Yes, if she had been alive that treatment would have been cruel indeed. Since she wasn't alive, though, it wasn't.
This isn't a question of euthanasia or anything of that nature. I'm not arguing that people with terminal illnesses should try to end their lives, or anything of that sort. I'm just talking about the facts of this specific case: when Terri Schiavo's feeding tube was removed, she was not in a state that any reasonable person could call alive.
No parental ability to care for their little girl? Watching her die in pain? My mother has advanced Alzheimers. Should I (or the state) be required to take her life without any sustenance much less so comfort? If you think that, may what He said to you and me come true (I too fail to forgive and love even the needy as I should) may you and I be forgiven as you forgive and loved as you love and cared for as you and I care for others.
At the time her feeding tube was removed, Terri Schiavo no longer had a functional brain. If you think that condition is comparable to your mother's, then she has my sympathy.
I love that phrase, "in any meaningful sense. We all know that she never hungered or thirst in any meaningful sense. All we do know is that she was murdered in a very meaningful sense.
There are hundreds of elderly patients in nursing homes and mentally disabled people in group homes currently who would be defined by your supposition as 'not alive in any meaningful sense of the word.' Are you suggesting that we starve them all to death? Part of our dignity is expressed in how we are cared for and how we care for others. If we starve the most vulnerable members of our species we have no dignity anyway.
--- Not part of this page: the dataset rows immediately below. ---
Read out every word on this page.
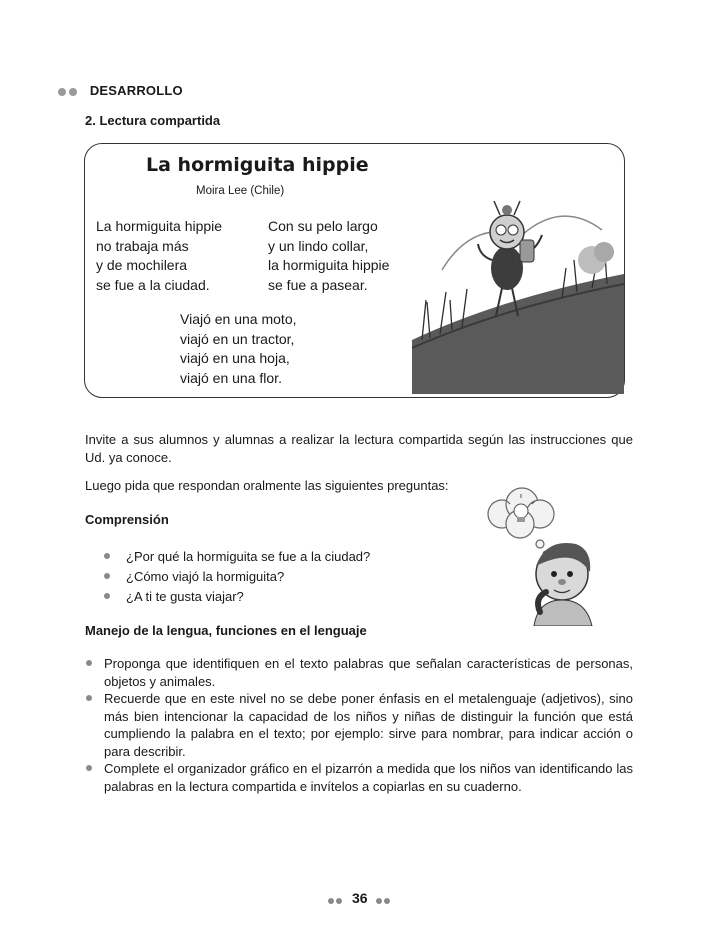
DESARROLLO
2. Lectura compartida
La hormiguita hippie
Moira Lee (Chile)
La hormiguita hippie
no trabaja más
y de mochilera
se fue a la ciudad.
Con su pelo largo
y un lindo collar,
la hormiguita hippie
se fue a pasear.
Viajó en una moto,
viajó en un tractor,
viajó en una hoja,
viajó en una flor.
Invite a sus alumnos y alumnas a realizar la lectura compartida según las instrucciones que Ud. ya conoce.
Luego pida que respondan oralmente las siguientes preguntas:
Comprensión
¿Por qué la hormiguita se fue a la ciudad?
¿Cómo viajó la hormiguita?
¿A ti te gusta viajar?
Manejo de la lengua, funciones en el lenguaje
Proponga que identifiquen en el texto palabras que señalan características de personas, objetos y animales.
Recuerde que en este nivel no se debe poner énfasis en el metalenguaje (adjetivos), sino más bien intencionar la capacidad de los niños y niñas de distinguir la función que está cumpliendo la palabra en el texto; por ejemplo: sirve para nombrar, para indicar acción o para describir.
Complete el organizador gráfico en el pizarrón a medida que los niños van identificando las palabras en la lectura compartida e invítelos a copiarlas en su cuaderno.
36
The Schiavo incedent was a real hot button for me. I don't get glued to the TV much, but I was watching news from every source I could find, left and right. I think I was able to put together a very accurate picture of what was going on. You are totally wrong. Unfortunately, I simply don't have the time to do the demolition job that your comment deserves. Do some research.
I certainly believe in the reality -- the necessity, I should say -- of adult conversion experiences. But is it clear that Romney's change of views on abortion represents a personal, rather than a merely political, conversion? He has not changed churches and I understand the Mormon Church allows abortion in case of rape or incest, threat to the mother's health, or physical defect.
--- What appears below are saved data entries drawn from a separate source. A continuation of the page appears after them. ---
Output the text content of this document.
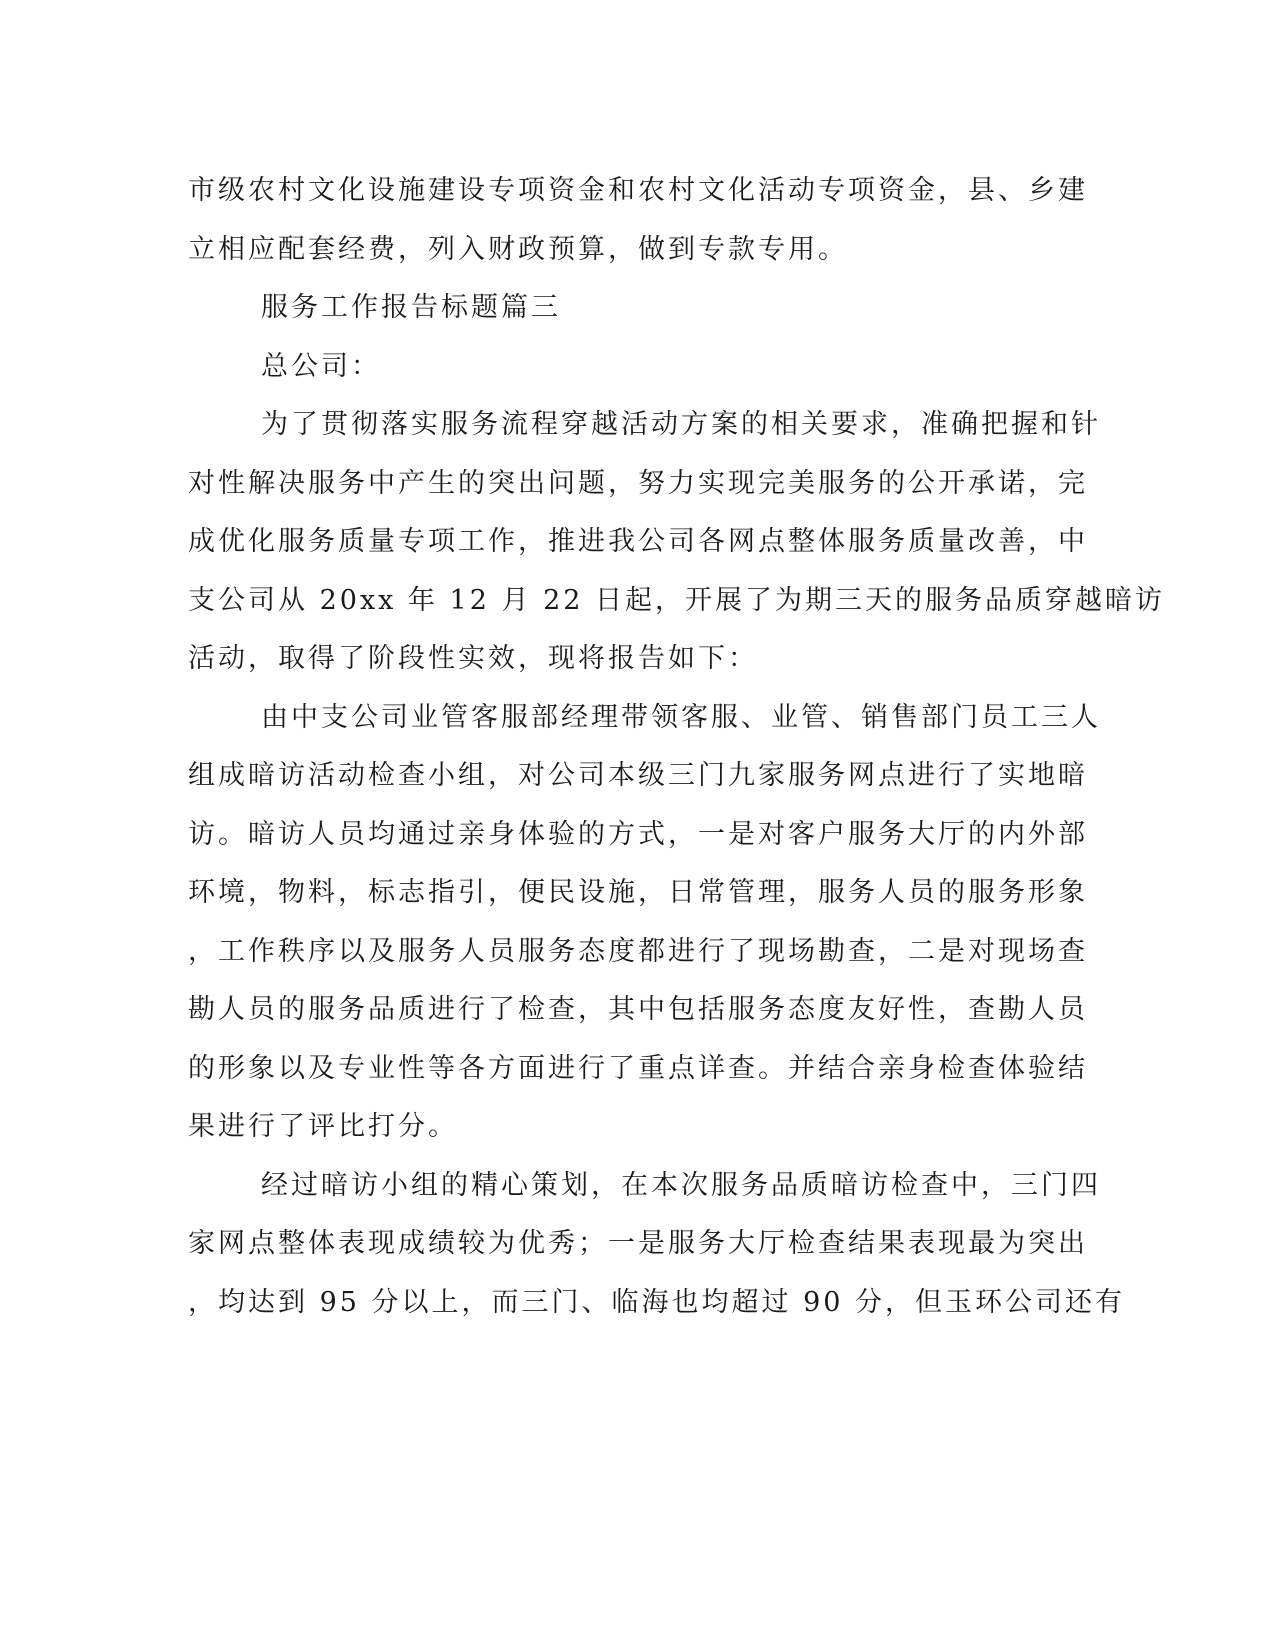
市级农村文化设施建设专项资金和农村文化活动专项资金，县、乡建
立相应配套经费，列入财政预算，做到专款专用。
服务工作报告标题篇三
总公司：
为了贯彻落实服务流程穿越活动方案的相关要求，准确把握和针
对性解决服务中产生的突出问题，努力实现完美服务的公开承诺，完
成优化服务质量专项工作，推进我公司各网点整体服务质量改善，中
支公司从 20xx 年 12 月 22 日起，开展了为期三天的服务品质穿越暗访
活动，取得了阶段性实效，现将报告如下：
由中支公司业管客服部经理带领客服、业管、销售部门员工三人
组成暗访活动检查小组，对公司本级三门九家服务网点进行了实地暗
访。暗访人员均通过亲身体验的方式，一是对客户服务大厅的内外部
环境，物料，标志指引，便民设施，日常管理，服务人员的服务形象
，工作秩序以及服务人员服务态度都进行了现场勘查，二是对现场查
勘人员的服务品质进行了检查，其中包括服务态度友好性，查勘人员
的形象以及专业性等各方面进行了重点详查。并结合亲身检查体验结
果进行了评比打分。
经过暗访小组的精心策划，在本次服务品质暗访检查中，三门四
家网点整体表现成绩较为优秀；一是服务大厅检查结果表现最为突出
，均达到 95 分以上，而三门、临海也均超过 90 分，但玉环公司还有
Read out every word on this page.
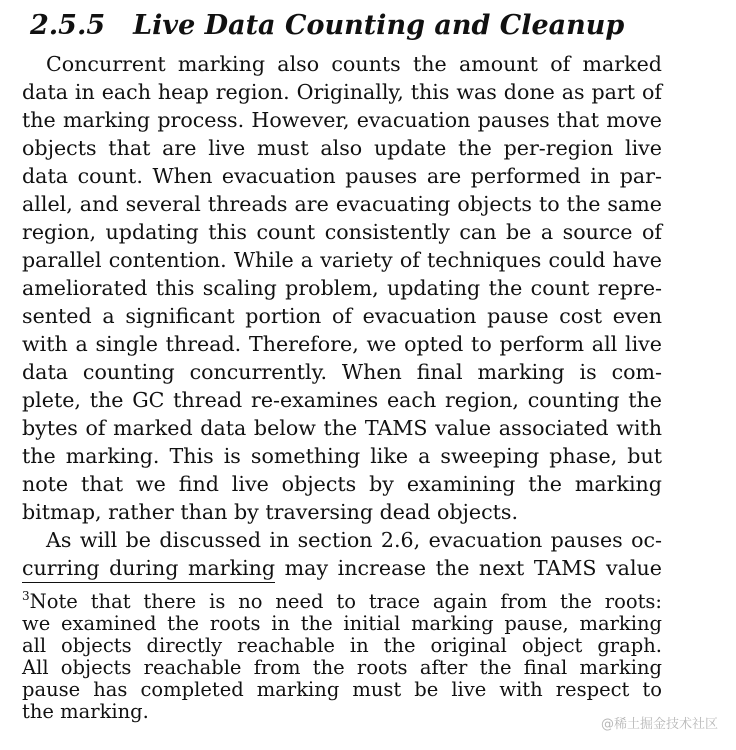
2.5.5 Live Data Counting and Cleanup
Concurrent marking also counts the amount of marked
data in each heap region. Originally, this was done as part of
the marking process. However, evacuation pauses that move
objects that are live must also update the per-region live
data count. When evacuation pauses are performed in par-
allel, and several threads are evacuating objects to the same
region, updating this count consistently can be a source of
parallel contention. While a variety of techniques could have
ameliorated this scaling problem, updating the count repre-
sented a significant portion of evacuation pause cost even
with a single thread. Therefore, we opted to perform all live
data counting concurrently. When final marking is com-
plete, the GC thread re-examines each region, counting the
bytes of marked data below the TAMS value associated with
the marking. This is something like a sweeping phase, but
note that we find live objects by examining the marking
bitmap, rather than by traversing dead objects.
As will be discussed in section 2.6, evacuation pauses oc-
curring during marking may increase the next TAMS value
$^3$Note that there is no need to trace again from the roots:
we examined the roots in the initial marking pause, marking
all objects directly reachable in the original object graph.
All objects reachable from the roots after the final marking
pause has completed marking must be live with respect to
the marking.
@稀土掘金技术社区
Ms. Lopez is either very gullible or one more Romney fan at NRO who never misses an opportunity to critize Rick Perry. Mr. Perry's remarks were clearly directed at politicians who flip-flop for votes, not who sincerely convert to another point of view. Does she really believe Mitt Romney was pro-choice while running for Governor of Massachusetts in 2002 and now is pro-life, as he struggles to attrack the conservative vote and win the GOP nomination?
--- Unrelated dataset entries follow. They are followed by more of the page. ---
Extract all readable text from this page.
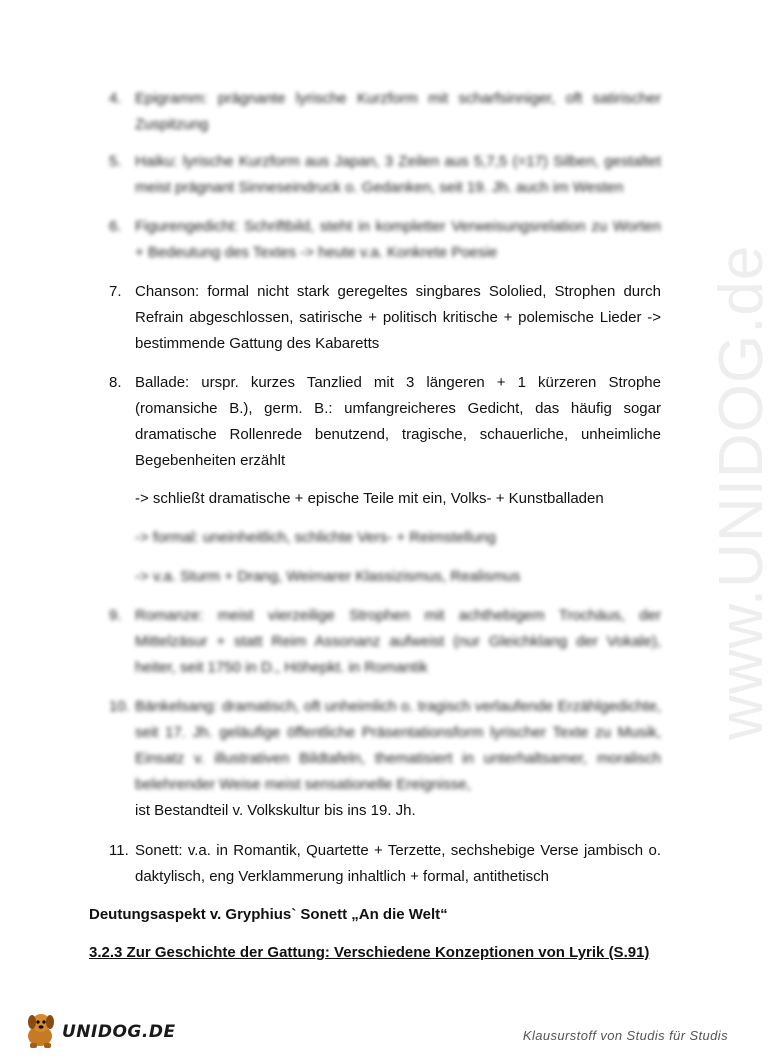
www.UNIDOG.de
4. Epigramm: prägnante lyrische Kurzform mit scharfsinniger, oft satirischer Zuspitzung
5. Haiku: lyrische Kurzform aus Japan, 3 Zeilen aus 5,7,5 (=17) Silben, gestaltet meist prägnant Sinneseindruck o. Gedanken, seit 19. Jh. auch im Westen
6. Figurengedicht: Schriftbild, steht in kompletter Verweisungsrelation zu Worten + Bedeutung des Textes -> heute v.a. Konkrete Poesie
7. Chanson: formal nicht stark geregeltes singbares Sololied, Strophen durch Refrain abgeschlossen, satirische + politisch kritische + polemische Lieder -> bestimmende Gattung des Kabaretts
8. Ballade: urspr. kurzes Tanzlied mit 3 längeren + 1 kürzeren Strophe (romansiche B.), germ. B.: umfangreicheres Gedicht, das häufig sogar dramatische Rollenrede benutzend, tragische, schauerliche, unheimliche Begebenheiten erzählt
-> schließt dramatische + epische Teile mit ein, Volks- + Kunstballaden
-> formal: uneinheitlich, schlichte Vers- + Reimstellung
-> v.a. Sturm + Drang, Weimarer Klassizismus, Realismus
9. Romanze: meist vierzeilige Strophen mit achthebigem Trochäus, der Mittelzäsur + statt Reim Assonanz aufweist (nur Gleichklang der Vokale), heiter, seit 1750 in D., Höhepkt. in Romantik
10. Bänkelsang: dramatisch, oft unheimlich o. tragisch verlaufende Erzählgedichte, seit 17. Jh. geläufige öffentliche Präsentationsform lyrischer Texte zu Musik, Einsatz v. illustrativen Bildtafeln, thematisiert in unterhaltsamer, moralisch belehrender Weise meist sensationelle Ereignisse,
ist Bestandteil v. Volkskultur bis ins 19. Jh.
11. Sonett: v.a. in Romantik, Quartette + Terzette, sechshebige Verse jambisch o. daktylisch, eng Verklammerung inhaltlich + formal, antithetisch
Deutungsaspekt v. Gryphius` Sonett „An die Welt“
3.2.3 Zur Geschichte der Gattung: Verschiedene Konzeptionen von Lyrik (S.91)
UNIDOG.DE	Klausurstoff von Studis für Studis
I think Miss Lopez misses the point of governor Perry's criticism. Governor Romney yas not justified his new positions. What life experiences made him change his mind? What new conversions or enlightenment has he gained that changed his core beliefs? Those are valid questions in my mind.
I just don't get it. Abortion is mass murder. Everyone knows that. If a man told me, "I believed that the Holocaust was a good thing [or morally neutral, or a necessary evil] until I was 55," I wouldn't congratulate him! I would ask him what the heck was wrong with him until he turned 55!!!! To have supported legalized abortion at any point is a mark of the wickedest and most depraved moral character. We don't want ex-Nazis to run for president. We shouldn't want ex-choicers to run for president either.